The following five papers have a common interest in the construction of shapes and forms. In ‘Observations on the Geometry of the Monument at the Kasta Tumulus at Amphipolis’ by Demetrius Savvides, an underlying geometric structure, based on the ad-quadratum and octature principles, is proposed. Savvides’ research uses this construction to position the Kasta tumulus in a lineage of Macedonian tombs, illuminating the funerary tradition of the Hellenistic era. ‘Octagonal Layouts: Project Genesis of the Cathedral of Valencia’ by Concepción López González, Jorge Luis García-Valldecabres and Luis Cortés Meseguer reports the results of a 3D laser scan survey of the famous cathedral and explores arguments about the construction and use of the octagon in its design. In ‘The Circular Helical Staircase at Palazzo Spada’ by Matteo Flavio Mancini and Laura Farroni, a detailed investigation is recorded of the properties of this circa 1660 stair located in the Palazzo Spada’s wing on Via del Polverone in Rome. Using a three-dimensional digital model, Mancini and Farroni analyse the geometry of the helical lines and slope angle, identifying a connection to Palladian proportions. The fourth paper on this theme, ‘A Method for Recognising Oval Forms: The Case Study of a Copperplate Engraving of the Bibliotheca Wolfenbüttel 1705/23’ by Angelo Alessandro Mazzotti and Achim Ilchmann, starts with the observation that interpretations of historic geometric constructs often don’t take account of the tools, or capacity of the architect, to produce them. The lack of a plausible explanation for one of these constructs, oval forms, is examined in this paper through an analysis of an eighteenth-century engraving representing the Bibliotheca Wolfenbüttel. In ‘Invisible Cube: Aldo Rossi’s Early Works with Gianugo Polesello’ by Yuji Katagiri, three-dimensional models are employed to examine examples of cubic architectural forms designed by Polesello and Rossi. Katagiri identifies three variations of the cube—‘literal’, ‘phenomenal’ and ‘fluctuating’—and classifies those most critical in Polesello’s and Rossi’s design vocabulary.

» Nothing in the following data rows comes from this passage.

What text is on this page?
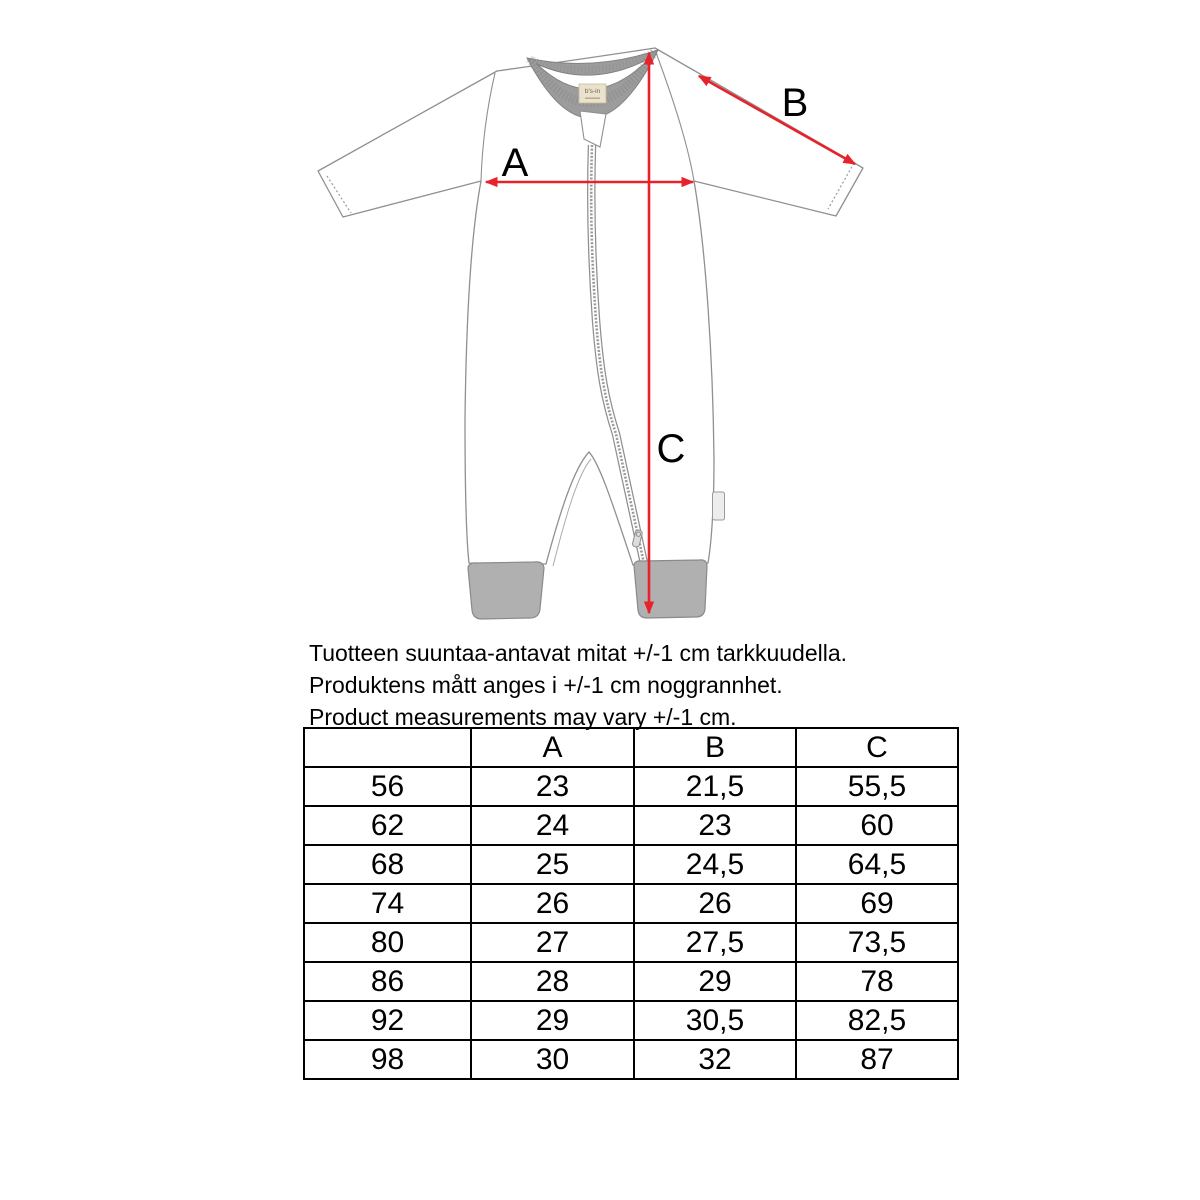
b's-in
A
B
C
Tuotteen suuntaa-antavat mitat +/-1 cm tarkkuudella.
Produktens mått anges i +/-1 cm noggrannhet.
Product measurements may vary +/-1 cm.
	A	B	C
56	23	21,5	55,5
62	24	23	60
68	25	24,5	64,5
74	26	26	69
80	27	27,5	73,5
86	28	29	78
92	29	30,5	82,5
98	30	32	87
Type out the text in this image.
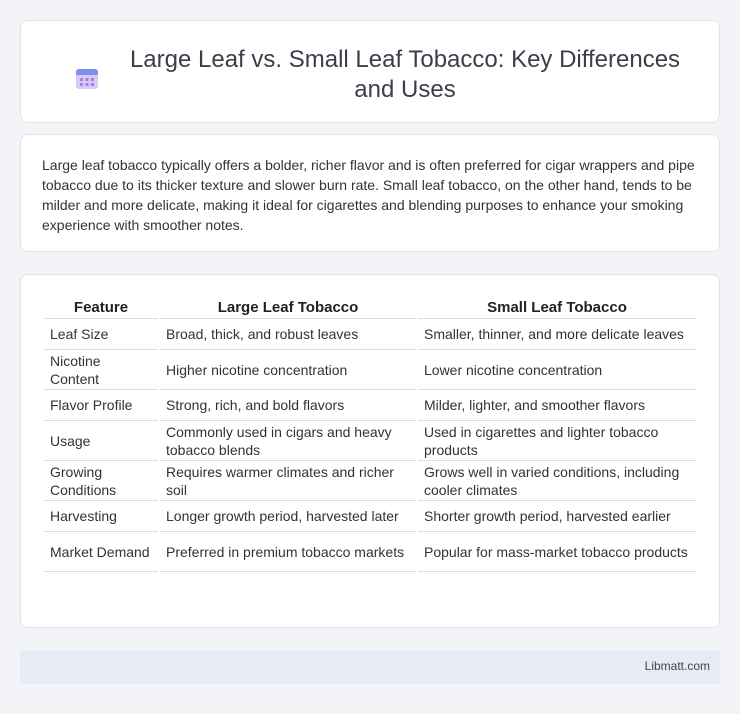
Large Leaf vs. Small Leaf Tobacco: Key Differences and Uses

Large leaf tobacco typically offers a bolder, richer flavor and is often preferred for cigar wrappers and pipe tobacco due to its thicker texture and slower burn rate. Small leaf tobacco, on the other hand, tends to be milder and more delicate, making it ideal for cigarettes and blending purposes to enhance your smoking experience with smoother notes.

Feature	Large Leaf Tobacco	Small Leaf Tobacco
Leaf Size	Broad, thick, and robust leaves	Smaller, thinner, and more delicate leaves
Nicotine Content	Higher nicotine concentration	Lower nicotine concentration
Flavor Profile	Strong, rich, and bold flavors	Milder, lighter, and smoother flavors
Usage	Commonly used in cigars and heavy tobacco blends	Used in cigarettes and lighter tobacco products
Growing Conditions	Requires warmer climates and richer soil	Grows well in varied conditions, including cooler climates
Harvesting	Longer growth period, harvested later	Shorter growth period, harvested earlier
Market Demand	Preferred in premium tobacco markets	Popular for mass-market tobacco products
Libmatt.com
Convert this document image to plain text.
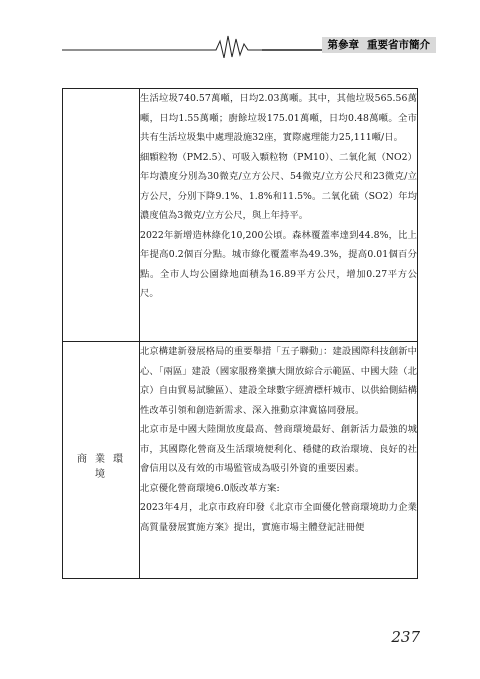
第參章 重要省市簡介

	生活垃圾740.57萬噸，日均2.03萬噸。其中，其他垃圾565.56萬噸，日均1.55萬噸；廚餘垃圾175.01萬噸，日均0.48萬噸。全市共有生活垃圾集中處理設施32座，實際處理能力25,111噸/日。

細顆粒物（PM2.5）、可吸入顆粒物（PM10）、二氧化氮（NO2）年均濃度分別為30微克/立方公尺、54微克/立方公尺和23微克/立方公尺，分別下降9.1%、1.8%和11.5%。二氧化硫（SO2）年均濃度值為3微克/立方公尺，與上年持平。

2022年新增造林綠化10,200公頃。森林覆蓋率達到44.8%，比上年提高0.2個百分點。城市綠化覆蓋率為49.3%，提高0.01個百分點。全市人均公園綠地面積為16.89平方公尺，增加0.27平方公尺。

商業環境	北京構建新發展格局的重要舉措「五子聯動」：建設國際科技創新中心、「兩區」建設（國家服務業擴大開放綜合示範區、中國大陸（北京）自由貿易試驗區）、建設全球數字經濟標杆城市、以供給側結構性改革引領和創造新需求、深入推動京津冀協同發展。

北京市是中國大陸開放度最高、營商環境最好、創新活力最強的城市，其國際化營商及生活環境便利化、穩健的政治環境、良好的社會信用以及有效的市場監管成為吸引外資的重要因素。

北京優化營商環境6.0版改革方案:

2023年4月，北京市政府印發《北京市全面優化營商環境助力企業高質量發展實施方案》提出，實施市場主體登記註冊便

237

The final three papers in this issue are about generative methods in architecture, the first proposing an algorithm for expanding the corpus of an architectural style, the second a parametric definition of part of a famous style, and the last visualising an unfinished design. In ‘A Recursive Algorithm for the Generative Study of Seljuk Muqarnas in Kayseri and Sivas’ by Sabri Gökmen, Yusuf Aykin, Altan Basik, and Sema Alacam, the use of generative algorithms to support a comparative study of structures belonging to a common period, style, or area is described. The authors use four different octagonal muqarnas to present a series of generative hierarchical rules to evolve muqarnas structures. Elisabetta Caterina Giovannini’s ‘Making Palladio Digitally Explicit: Geometrical Parameters in Door’s Ornaments’ expands her research about patterns in Palladian architecture and their capacity to be parametricised, both for analytical and generative purposes. The focus of this particular research is on moulding elements in Palladio’s villas. Finally, ‘A Virtual Reconstruction of Gaudi’s Skyscraper Hotel Attraction Using Physics‑Based Simulation’ by Arnau Luque‑Sala and Federico Luis del Blanco García uses an algorithmic model based on a simulation of weighted hanging chains (Gaudi’s method) to visualise this famous unbuilt design. This final paper in the issue closes the loop opened by the first, which focussed on visualisation. Luque-Sala’s and del Blanco García’s research is as much about visualising and celebrating form, perspective, and shadow as it is about the methods used to generate the building. Where once different mathematical techniques were used for constructing vision, surface or form in architecture, contemporary computing has begun to combine the three in new ways.